Vaibhavi Chokshi, in Encyclopedia of Tissue Engineering and Regenerative Medicine, 2019

Exemption for Treatments During the “Same Surgical Procedure”

Special rules exist when the removal and implantation of autologous cells or tissues is carried out in the same surgical procedure. Establishments in which this would be carried out are then exempted from requirements of 12 CFR 1271 regarding registration of their establishment, listing of HCT/Ps, donor eligibility and current good tissue practices. Because clarity on the meaning of this exemption have caused controversy between clinics and regulators, the FDA has recently published a guidance on the “same surgical procedure” exception to provide clarity as to whether or not an establishment may qualify for an exception from the requirements under 21CFR1271. According to this guidance,

… procedures that involve an incision or instrumentation during which an HCT/P is removed from and implanted into the same individual within a single operation performed at the same establishment, are generally considered to be carried out during the same surgical procedures. Examples include autologous skin grafting, and coronary artery bypass surgery involving autologous vein or artery grafting. [FDA Guidance for Industry, Same Surgical Procedure Exception under 21 CFR 1271.15(b)]

Importantly, the surgical removal and subsequent implantation of the autologous HCT/P may be considered to be the “same surgical procedure” even though the time between removal and future implantation is separated by a number of days. However, strictures are placed on manipulation of those tissues. Only rinsing, cleaning or temporary storage of HCT/Ps after being labeled can be performed during this gap in time. In this case, the communicable disease risks, as well as safety risks, generally would be no different from those typically associated with surgery. Examples of sizing and shaping that would generally allow the HCT/P to remain “such HCT/P” include, for example, dilating a vascular graft to change its size for coronary artery bypass graft surgery or meshing skin grafts in a way that would allow the tissue to cover cutaneous burn wounds more effectively.

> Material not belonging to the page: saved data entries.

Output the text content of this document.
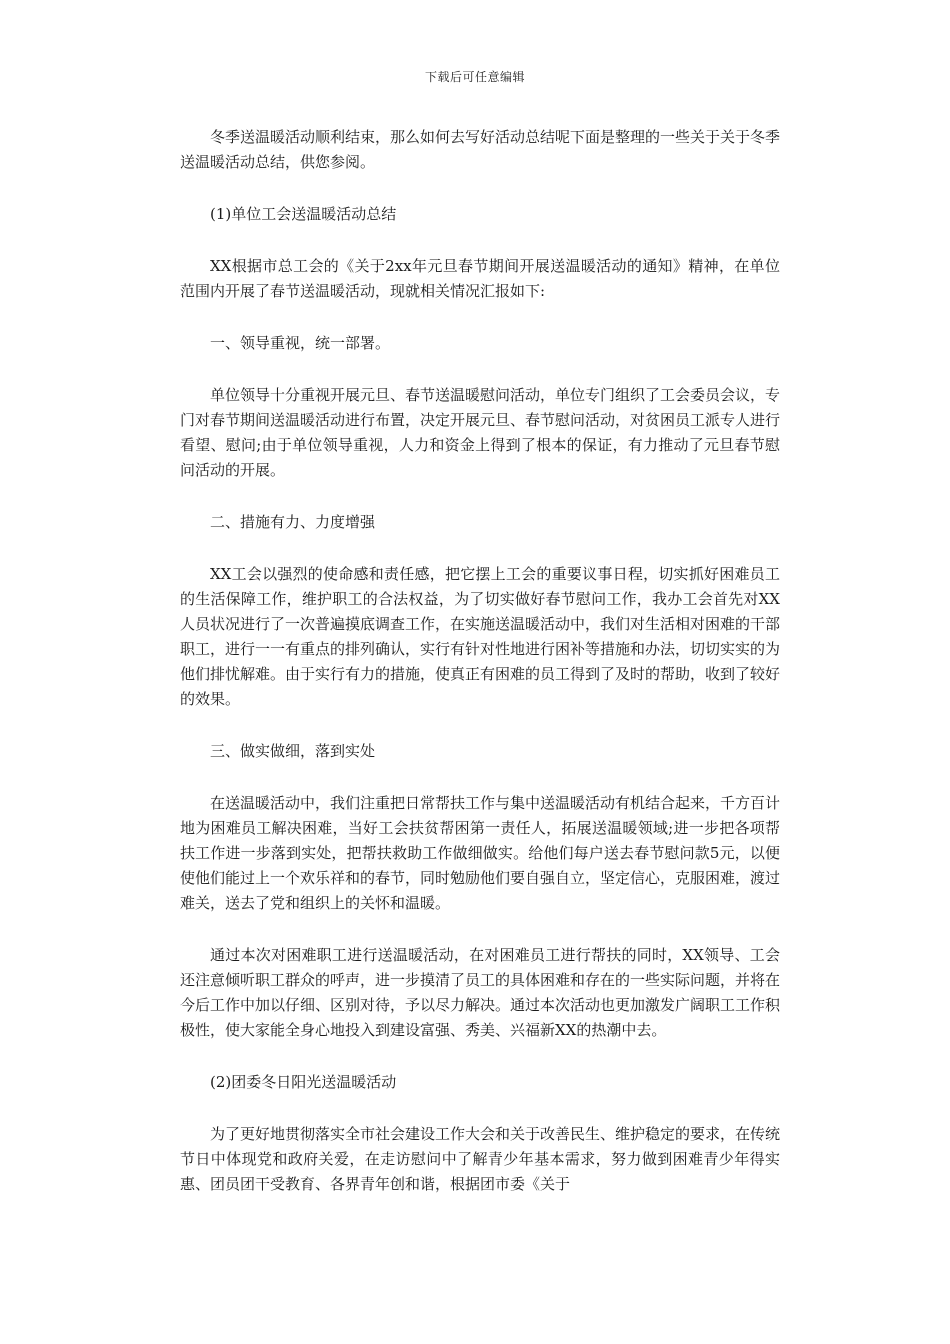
下载后可任意编辑

冬季送温暖活动顺利结束，那么如何去写好活动总结呢下面是整理的一些关于关于冬季送温暖活动总结，供您参阅。

(1)单位工会送温暖活动总结

XX根据市总工会的《关于2xx年元旦春节期间开展送温暖活动的通知》精神，在单位范围内开展了春节送温暖活动，现就相关情况汇报如下:

一、领导重视，统一部署。

单位领导十分重视开展元旦、春节送温暖慰问活动，单位专门组织了工会委员会议，专门对春节期间送温暖活动进行布置，决定开展元旦、春节慰问活动，对贫困员工派专人进行看望、慰问;由于单位领导重视，人力和资金上得到了根本的保证，有力推动了元旦春节慰问活动的开展。

二、措施有力、力度增强

XX工会以强烈的使命感和责任感，把它摆上工会的重要议事日程，切实抓好困难员工的生活保障工作，维护职工的合法权益，为了切实做好春节慰问工作，我办工会首先对XX人员状况进行了一次普遍摸底调查工作，在实施送温暖活动中，我们对生活相对困难的干部职工，进行一一有重点的排列确认，实行有针对性地进行困补等措施和办法，切切实实的为他们排忧解难。由于实行有力的措施，使真正有困难的员工得到了及时的帮助，收到了较好的效果。

三、做实做细，落到实处

在送温暖活动中，我们注重把日常帮扶工作与集中送温暖活动有机结合起来，千方百计地为困难员工解决困难，当好工会扶贫帮困第一责任人，拓展送温暖领域;进一步把各项帮扶工作进一步落到实处，把帮扶救助工作做细做实。给他们每户送去春节慰问款5元，以便使他们能过上一个欢乐祥和的春节，同时勉励他们要自强自立，坚定信心，克服困难，渡过难关，送去了党和组织上的关怀和温暖。

通过本次对困难职工进行送温暖活动，在对困难员工进行帮扶的同时，XX领导、工会还注意倾听职工群众的呼声，进一步摸清了员工的具体困难和存在的一些实际问题，并将在今后工作中加以仔细、区别对待，予以尽力解决。通过本次活动也更加激发广阔职工工作积极性，使大家能全身心地投入到建设富强、秀美、兴福新XX的热潮中去。

(2)团委冬日阳光送温暖活动

为了更好地贯彻落实全市社会建设工作大会和关于改善民生、维护稳定的要求，在传统节日中体现党和政府关爱，在走访慰问中了解青少年基本需求，努力做到困难青少年得实惠、团员团干受教育、各界青年创和谐，根据团市委《关于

An establishment that removes an HCT/P for implantation into the same individual but intends the HCT/P to be implanted at a different establishment would not qualify for the “same surgical site” exception. Shipping the HCT/P to another establishment for implantation raises safety concerns, such as contamination and cross-contamination. The shipping of the autologous HCT/P for use at another establishment is considered to be a type of manufacturing step, and therefore, the shipping establishment must comply with all the requirements of Part 1271. Any other processing steps will disqualify an establishment for the exemptions described above, because the processing of the autologous HCT/P raises safety concerns, such as contamination and cross-contamination, beyond those typically associated with a normal surgical procedure. For example, centrifugation or filtration, cell isolation, cell expansion, cell activation, or enzymatic digestion generally would not allow the HCT/P to qualify for the exception.